As researchers increasingly engage with ethically complex digital phenomena, timely and accessible support for ethical reflection is essential—yet often unavailable beyond formal institutional review processes, which are more focused on regulatory compliance than ethics. This paper investigates the potential of large language models (LLMs) to serve as re- search ethics support tools by providing immediate, context-sensitive feedback on draft research protocols. We analyze a draft research proposing to scrape digital platforms for data on "Sephora Kids" (a trend in which minors promote beauty products on platforms like YouTube and TikTok) as a case study to explore this possibility. Two human ethicists and two LLMs (GPT-4o and Claude 3.7 Sonnet) independently reviewed the proposal and produced ethical evaluations.
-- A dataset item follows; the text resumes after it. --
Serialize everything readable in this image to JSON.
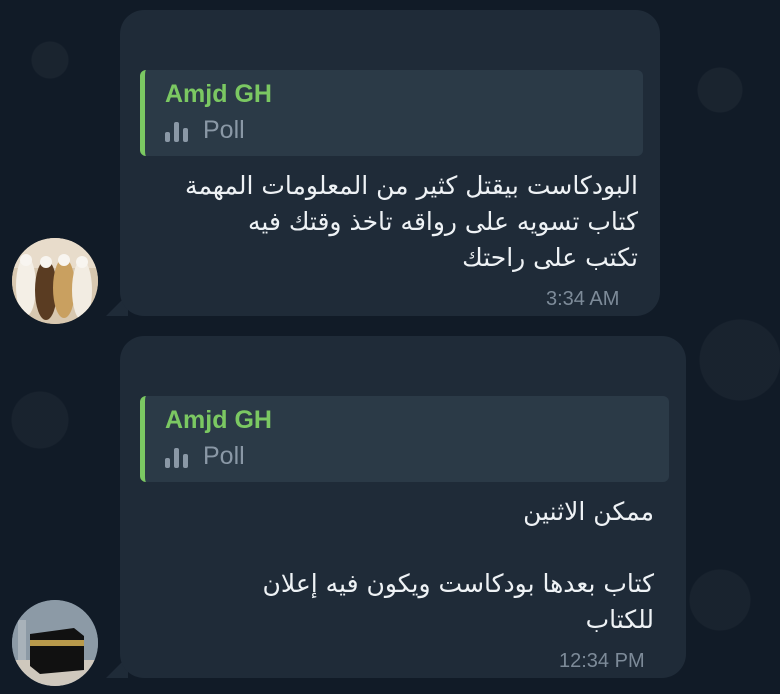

We then compared the outputs to assess whether LLMs could meaningfully assist researchers in identifying and engaging with ethical issues. Our findings suggest that LLMs can already offer valuable support. Download PDF

Our Team

Photo of the entire research team

The core research group at the Wellesley College Science Center Summer Research Poster Session (July 2025).

Dr. Eni Mustafaraj

Affiliation: Wellesley College

Dr. Mustafaraj is an Associate Professor of Computer Science at Wellesley College. She is the PI of the NSF grant "Pathways to Ethics of Technology in the Liberal Arts Curriculum" that supports this research.

Dr. Julie Walsh

Affiliation: Wellesley College

Dr. Walsh is the Whitehead Associate Professor of Critical Thought and Associate Professor of Philosophy at Wellesley College. She is the co-PI of the NSF grant "Pathways to Ethics of Technology in the Liberal Arts Curriculum" that supports this research.

Dr. Spencer Philips Hey

Affiliation: Hey Research & Innovation

Dr. Hey is a the founder of Hey Research & Innovation. He has deep research expertise on the ethics of human subjects research. His publications can be found here.

Crystal Zhao

Affiliation: Wellesley College

Crystal is an undergraduate student at Wellesley College studying Data Science and Peace & Justice.

Jessica Chen

Affiliation: Wellesley College

Jessica an undergraduate student at Wellesley College studying Computer Science and Political Science.

Contact Us

For research inquiries, collaborations, or questions about the papers, please contact us at: .

Funding Acknowledgment

This research is generously supported by the National Science Foundation (NSF) under Grant No. 2220772. Any opinions, findings, and conclusions or recommendations expressed in this material are those of the author(s) and do not necessarily reflect the views of the National Science Foundation.